Susan Dwight Bliss was born in New York City on Jan. 16, 1882 to George T. Bliss and Jeanette Atwater Dwight Bliss. Her father was a member of the banking firm of Morton, Bliss & Co. Her grandfather Amos T. Dwight was a successful cotton merchant. Ms. Bliss never married and lived in her family mansion on 68th Street which was designed by Heins and LaFarge in 1906-1907.

Her father died in 1901 and her mother in 1924. Ms. Bliss was known for her philanthropy, not only in New Canaan but also in New York where she served on the Board of St. Luke’s Hospital and  made numerous donations of art to the Metropolitan Museum of Art. At the time of her death in 1966, she bequeathed approximately $2 million to Yale University for establishing professorships in epidemiology and public health as well as a scholarship in the field.

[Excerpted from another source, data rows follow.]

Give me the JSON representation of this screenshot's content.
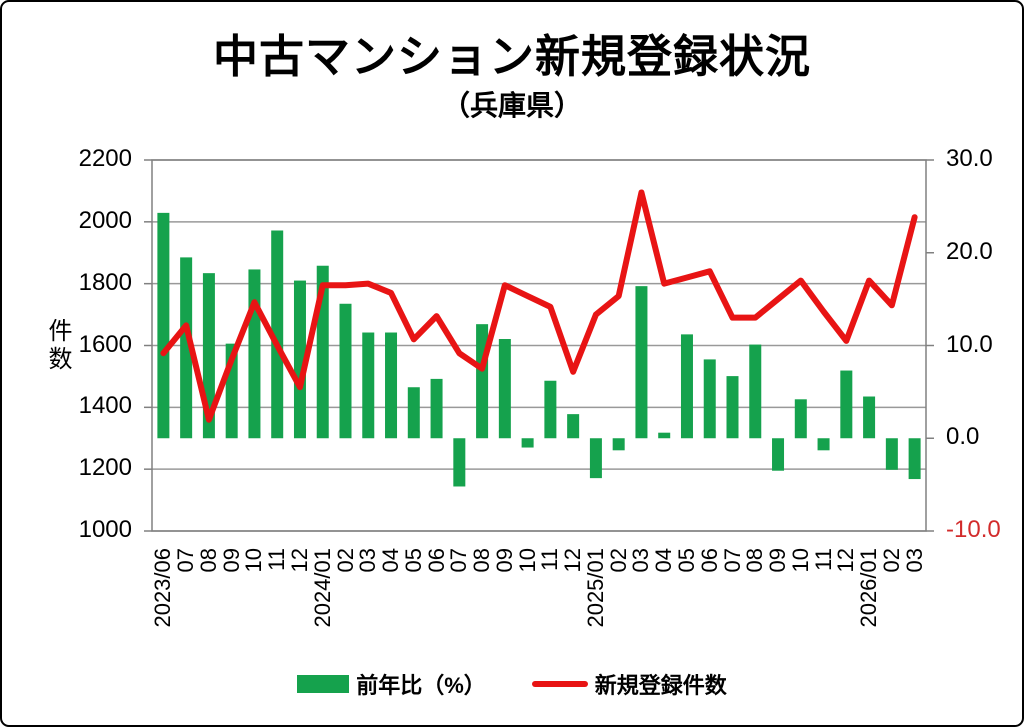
{
  "chart_data": {
    "type": "combo-bar-line",
    "title": "中古マンション新規登録状況",
    "subtitle": "（兵庫県）",
    "categories": [
      "2023/06",
      "07",
      "08",
      "09",
      "10",
      "11",
      "12",
      "2024/01",
      "02",
      "03",
      "04",
      "05",
      "06",
      "07",
      "08",
      "09",
      "10",
      "11",
      "12",
      "2025/01",
      "02",
      "03",
      "04",
      "05",
      "06",
      "07",
      "08",
      "09",
      "10",
      "11",
      "12",
      "2026/01",
      "02",
      "03"
    ],
    "series": [
      {
        "name": "前年比（%）",
        "type": "bar",
        "axis": "right",
        "unit": "%",
        "color": "#15A24D",
        "values": [
          24.3,
          19.5,
          17.8,
          10.2,
          18.2,
          22.4,
          17.0,
          18.6,
          14.5,
          11.4,
          11.4,
          5.5,
          6.4,
          -5.2,
          12.3,
          10.7,
          -1.0,
          6.2,
          2.6,
          -4.3,
          -1.3,
          16.4,
          0.6,
          11.2,
          8.5,
          6.7,
          10.1,
          -3.5,
          4.2,
          -1.3,
          7.3,
          4.5,
          -3.4,
          -4.4
        ]
      },
      {
        "name": "新規登録件数",
        "type": "line",
        "axis": "left",
        "unit": "件",
        "color": "#E81414",
        "values": [
          1575,
          1665,
          1360,
          1555,
          1740,
          1600,
          1465,
          1795,
          1795,
          1800,
          1770,
          1620,
          1695,
          1575,
          1525,
          1795,
          1760,
          1725,
          1515,
          1700,
          1760,
          2095,
          1800,
          1820,
          1840,
          1690,
          1690,
          1750,
          1810,
          1710,
          1615,
          1810,
          1730,
          2015
        ]
      }
    ],
    "left_axis": {
      "label": "件数",
      "min": 1000,
      "max": 2200,
      "ticks": [
        2200,
        2000,
        1800,
        1600,
        1400,
        1200,
        1000
      ]
    },
    "right_axis": {
      "min": -10,
      "max": 30,
      "ticks": [
        {
          "label": "30.0",
          "value": 30,
          "color": "#000000"
        },
        {
          "label": "20.0",
          "value": 20,
          "color": "#000000"
        },
        {
          "label": "10.0",
          "value": 10,
          "color": "#000000"
        },
        {
          "label": "0.0",
          "value": 0,
          "color": "#000000"
        },
        {
          "label": "-10.0",
          "value": -10,
          "color": "#D22B2B"
        }
      ]
    },
    "grid": {
      "horizontal": true,
      "vertical": false,
      "color": "#999999",
      "border_color": "#808080"
    },
    "legend_position": "bottom"
  }
}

During World War I Ms. Bliss began a huge vegetable garden and according to one of her long time employees the garden was so bountiful that nine or ten men were employed to maintain it. She had the dairy house built with a white marble interior to help maintain sanitary conditions. The diary house is currently used as the “Cider House”. The property had cows, pigs, horses, dogs and cats. Ms. Bliss had a small unmarked animal cemetery that is now a wooded area on the property.

There were three greenhouses on the estate, separated into a grapery, a palm house, and a rose and chrysanthemum house. The greenhouses were located where the current herb garden and community garden area is located. The foundations from these structures can be seen today. At the end of the war, Ms. Bliss  purchased eighteen acres of meadows and woods just north of the main house that had belonged to Dr. Willard Parker, Jr.

In 1959 Ms. Bliss donated the 40 acre estate to the Town of New Canaan (an additional seven acres and 22-room wooden estate house were gifted to the First Presbyterian Church). The terms of the agreement specified that the land and buildings were to be used “for the purposes of an arboretum, bird sanctuary, nature center, horticulture and for passive recreation and related purposes, including, but without limitation, a museum site.” 

These specifications resulted in the formation of the New Canaan Nature Center Association which was formed on April 27, 1960. The Town agreed to maintain the grounds and buildings, to pay for heat and electricity, to make two buildings available to house nature center staff and to provide labor for grounds keeping and greenhouse work.

In 1961, noted conservationist, Richard H. Pough, visited the Nature Center and was photographed in front of the old greenhouse with town officials. In 1963, noted novelist and former resident, Faith Baldwin was photographed in front of the greenhouses describing her visit to the property as “a walk in the sun.”

[Part 2 of this installment of “New Canaan Now & Then” will be published in next Friday’s newsletter.]

3 thoughts on “New Canaan Now & Then: The Bliss Estate [Part 1 of 2]

  1. My neighbor, the late Sal DiBarniba worked there as caretaker, in addition to having his Greenhouses on Brook St. / Ledge Ave. for many years.

  2. I grew up across the street from the Bliss Estate and spent many happy summer days ” butterflying” there with my black lab and a picnic lunch!